CAPE CANAVERAL, Fla. -- New military communications satellites for Great Britain and Italy were lifted into orbit Wednesday by the most powerful version of an Ariane 4 rocket.
The three-stage commercial launcher blasted off from the Guiana Space Center in South America at 6:05 p.m. EST (23:05 GMT), its lifting power assisted by four liquid-fueled strap-on booster rockets.
Less than 26 minutes later the mission was declared a success after safely delivering into orbit first the Sicral satellite for the Italian Ministry of Defense and then Skynet 4F for the British Ministry of Defense. A problem with the Skynet satellite delayed the launch 37 minutes.
"One more success for Ariane 4. You never get used to it," said Jean-Marie Luton, chairman of Arianespace.
Known as flight V-139, it was the first time in Arianespace's 21-year history that two military satellites were carried on the same rocket.
"This is concrete proof that the Ariane system has met the political and strategical goals set back in 1973 of giving Europe independent access to space," Luton said.
Sicral is the cornerstone of a new military communication system for Italy built by a consortium called Sitab, which is made up of Alenia Spazio, FiatAvio and Telespazio.Skynet 4F, meanwhile, was built by Astrium - the result of a May 2000 merger of Matra Marconi Space and the space division of DaimlerChrysler Aerospace - and is the third in a series of so-called Stage 2 Skynet 4 satellites launched for Great Britain. Skynet 4D was launched from Cape Canaveral in 1998 and Skynet 4E was sent into orbit in 1999 from Kourou.

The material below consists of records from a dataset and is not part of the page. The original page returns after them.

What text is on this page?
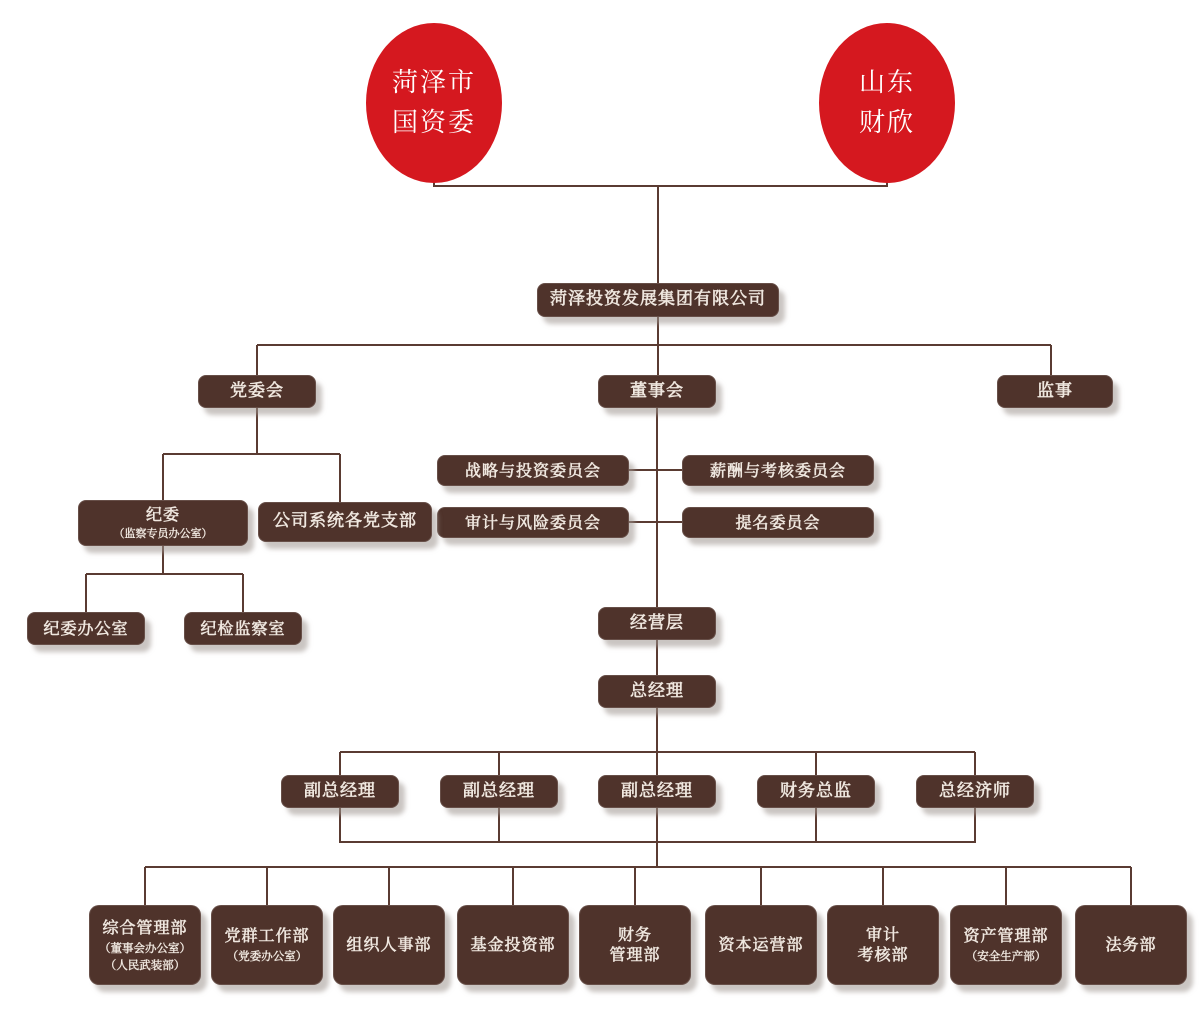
菏泽市
国资委
山东
财欣
菏泽投资发展集团有限公司
党委会	董事会	监事
战略与投资委员会	薪酬与考核委员会
审计与风险委员会	提名委员会
纪委
（监察专员办公室）
公司系统各党支部
纪委办公室	纪检监察室	经营层
总经理
副总经理	副总经理	副总经理	财务总监	总经济师
综合管理部
（董事会办公室）
（人民武装部）
党群工作部
（党委办公室）
组织人事部 基金投资部
财务
管理部
资本运营部
审计
考核部
资产管理部
（安全生产部）
法务部
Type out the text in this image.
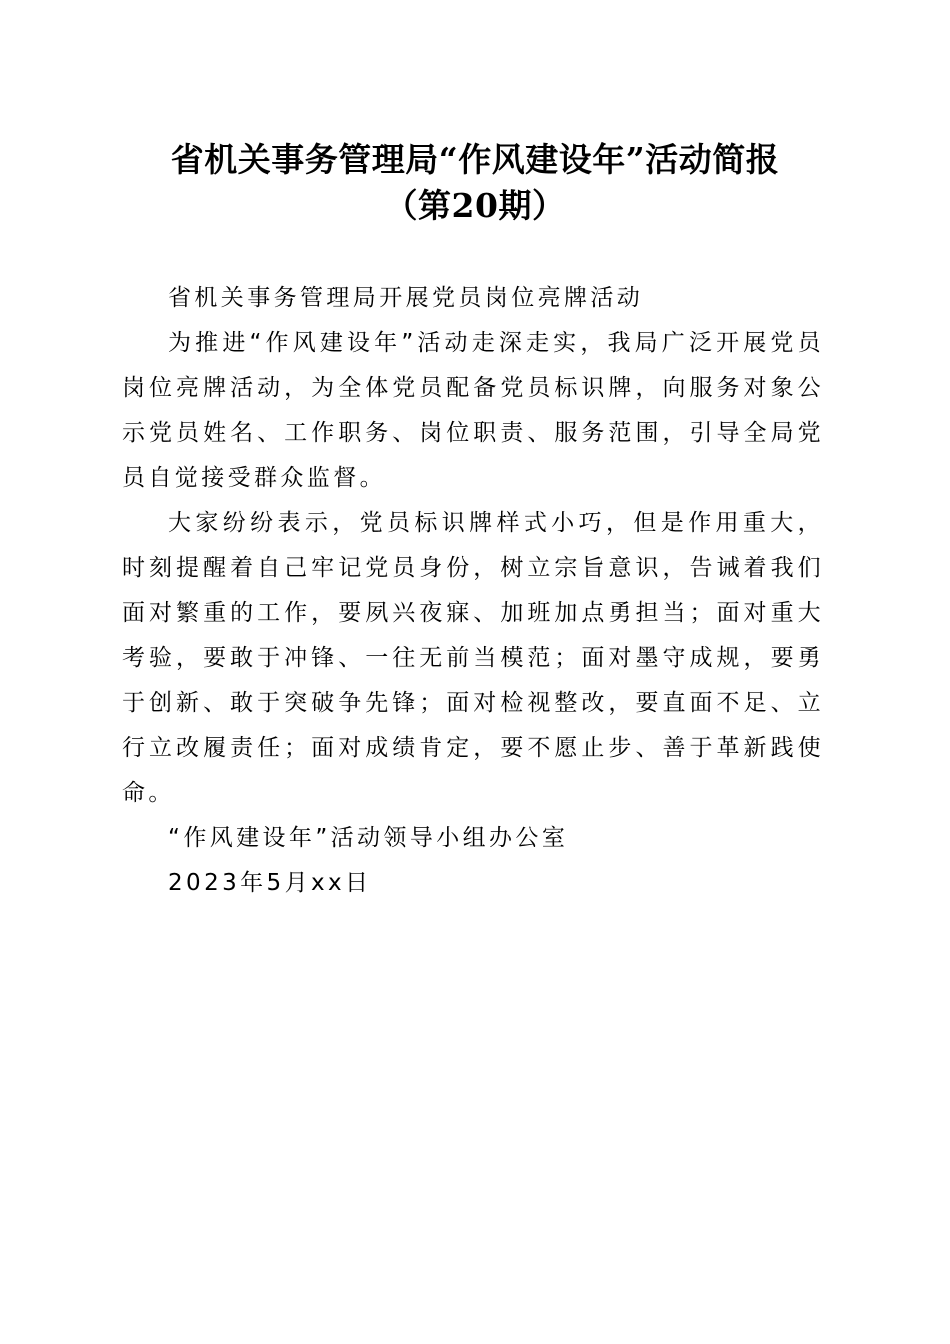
省机关事务管理局“作风建设年”活动简报
（第20期）

省机关事务管理局开展党员岗位亮牌活动

为推进“作风建设年”活动走深走实，我局广泛开展党员岗位亮牌活动，为全体党员配备党员标识牌，向服务对象公示党员姓名、工作职务、岗位职责、服务范围，引导全局党员自觉接受群众监督。

大家纷纷表示，党员标识牌样式小巧，但是作用重大，时刻提醒着自己牢记党员身份，树立宗旨意识，告诫着我们面对繁重的工作，要夙兴夜寐、加班加点勇担当；面对重大考验，要敢于冲锋、一往无前当模范；面对墨守成规，要勇于创新、敢于突破争先锋；面对检视整改，要直面不足、立行立改履责任；面对成绩肯定，要不愿止步、善于革新践使命。

“作风建设年”活动领导小组办公室

2023年5月xx日
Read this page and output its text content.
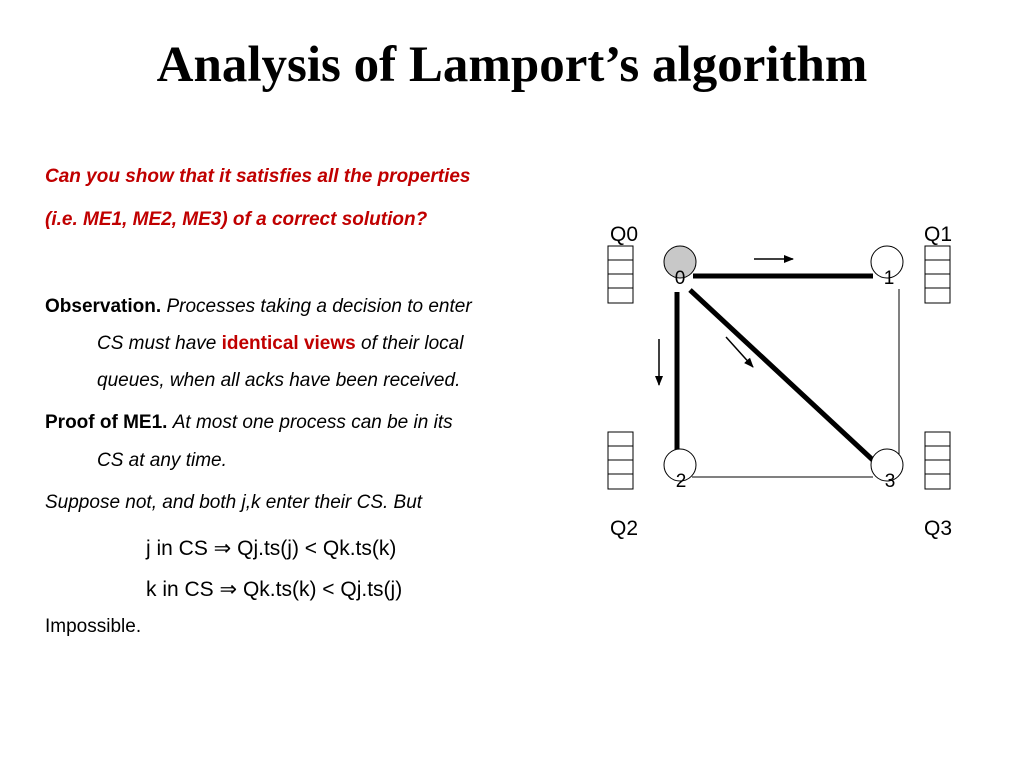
Analysis of Lamport’s algorithm
Can you show that it satisfies all the properties
(i.e. ME1, ME2, ME3) of a correct solution?
Observation. Processes taking a decision to enter
CS must have identical views of their local
queues, when all acks have been received.
Proof of ME1. At most one process can be in its
CS at any time.
Suppose not, and both j,k enter their CS. But
j in CS ⇒ Qj.ts(j) < Qk.ts(k)
k in CS ⇒ Qk.ts(k) < Qj.ts(j)
Impossible.
0	1
2	3
Q0	Q1
Q2	Q3
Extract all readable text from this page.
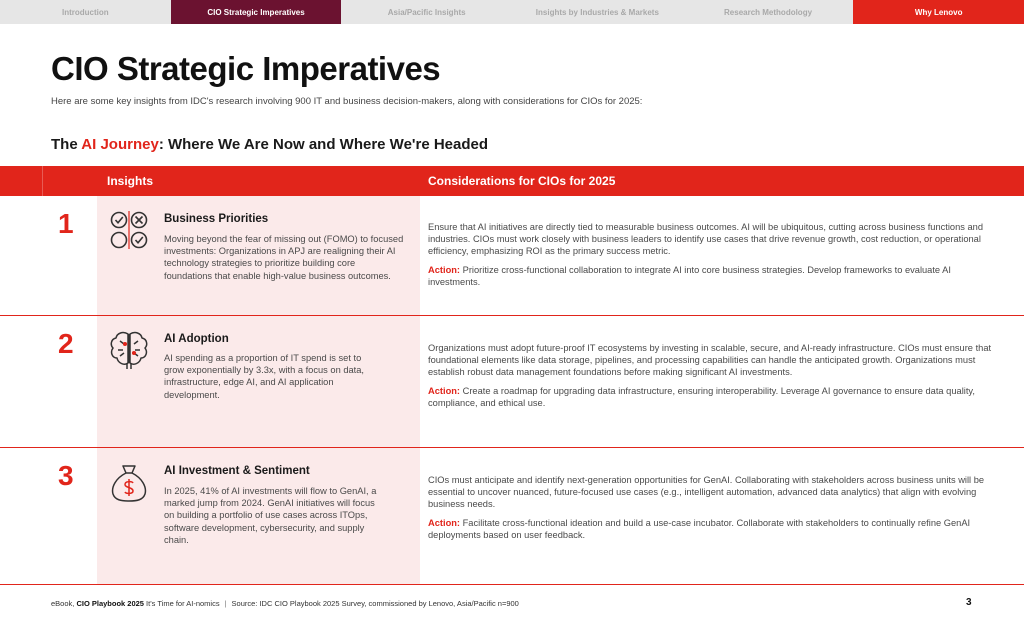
Introduction	CIO Strategic Imperatives	Asia/Pacific Insights	Insights by Industries & Markets	Research Methodology	Why Lenovo
CIO Strategic Imperatives

Here are some key insights from IDC's research involving 900 IT and business decision-makers, along with considerations for CIOs for 2025:

The AI Journey: Where We Are Now and Where We're Headed
Insights	Considerations for CIOs for 2025
1	Business Priorities
Moving beyond the fear of missing out (FOMO) to focused investments: Organizations in APJ are realigning their AI technology strategies to prioritize building core foundations that enable high-value business outcomes.
Ensure that AI initiatives are directly tied to measurable business outcomes. AI will be ubiquitous, cutting across business functions and industries. CIOs must work closely with business leaders to identify use cases that drive revenue growth, cost reduction, or operational efficiency, emphasizing ROI as the primary success metric.
Action: Prioritize cross-functional collaboration to integrate AI into core business strategies. Develop frameworks to evaluate AI investments.
2	AI Adoption
AI spending as a proportion of IT spend is set to grow exponentially by 3.3x, with a focus on data, infrastructure, edge AI, and AI application development.
Organizations must adopt future-proof IT ecosystems by investing in scalable, secure, and AI-ready infrastructure. CIOs must ensure that foundational elements like data storage, pipelines, and processing capabilities can handle the anticipated growth. Organizations must establish robust data management foundations before making significant AI investments.
Action: Create a roadmap for upgrading data infrastructure, ensuring interoperability. Leverage AI governance to ensure data quality, compliance, and ethical use.
3	AI Investment & Sentiment
In 2025, 41% of AI investments will flow to GenAI, a marked jump from 2024. GenAI initiatives will focus on building a portfolio of use cases across ITOps, software development, cybersecurity, and supply chain.
CIOs must anticipate and identify next-generation opportunities for GenAI. Collaborating with stakeholders across business units will be essential to uncover nuanced, future-focused use cases (e.g., intelligent automation, advanced data analytics) that align with evolving business needs.
Action: Facilitate cross-functional ideation and build a use-case incubator. Collaborate with stakeholders to continually refine GenAI deployments based on user feedback.
eBook, CIO Playbook 2025 It's Time for AI-nomics | Source: IDC CIO Playbook 2025 Survey, commissioned by Lenovo, Asia/Pacific n=900	3
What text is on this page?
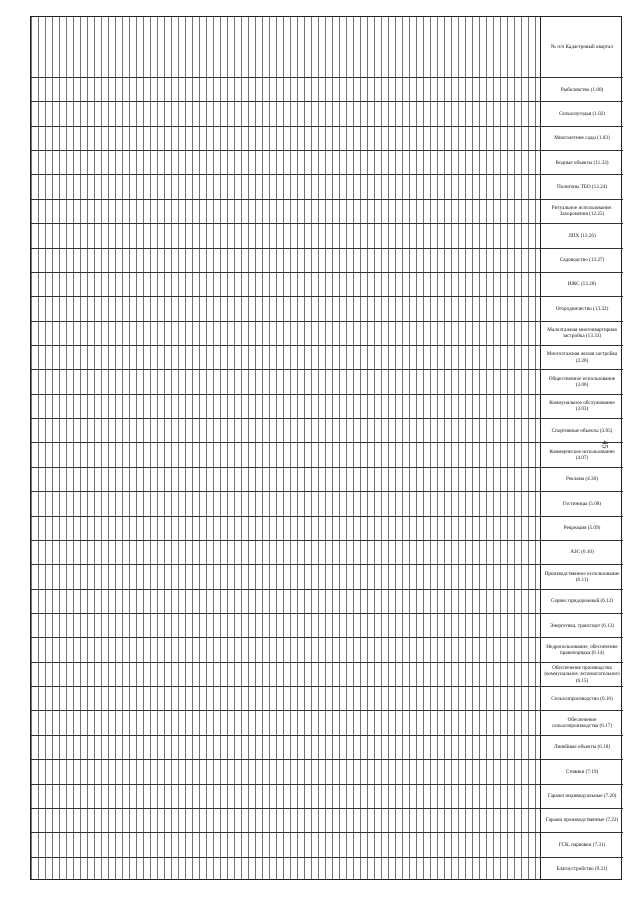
№ п/п Кадастровый квартал
Рыболовство (1.00)
Сельхозугодья (1.02)
Многолетние сады (1.03)
Водные объекты (11.33)
Полигоны ТБО (12.24)
Ритуальное использование. Захоронения (12.25)
ЛПХ (13.26)
Садоводство (13.27)
ИЖС (13.28)
Огородничество (13.32)
Малоэтажная многоквартирная застройка (13.33)
Многоэтажная жилая застройка (2.20)
Общественное использование (3.00)
Коммунальное обслуживание (3.03)
Спортивные объекты (3.05)
Коммерческое использование (4.07)
Реклама (4.30)
Гостиницы (5.08)
Рекреация (5.09)
АЗС (6.10)
Производственное использование (6.11)
Сервис придорожный (6.12)
Энергетика, транспорт (6.13)
Недропользование, обеспечение правопорядка (6.14)
Обеспечение производства (коммунальное, вспомогательное) (6.15)
Сельхозпроизводство (6.16)
Обеспечение сельхозпроизводства (6.17)
Линейные объекты (6.18)
Стоянки (7.19)
Гаражи индивидуальные (7.20)
Гаражи производственные (7.22)
ГСК, парковки (7.31)
Благоустройство (9.21)
45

By the numbers: Wednesday's launch was the second of 11 planned missions for Arianespace this year, the 31st flight of this Ariane 4 configuration, the 103rd Ariane 4 launch and the 139th Ariane launch of the program. Arianespace now has chalked up a string of 61 succesful Ariane 4 launches.
Arianespace's first launch of the year was on Jan. 10 when an Ariane 4 carried Eurasiasat 1 - also known as Turksat 2A - into orbit.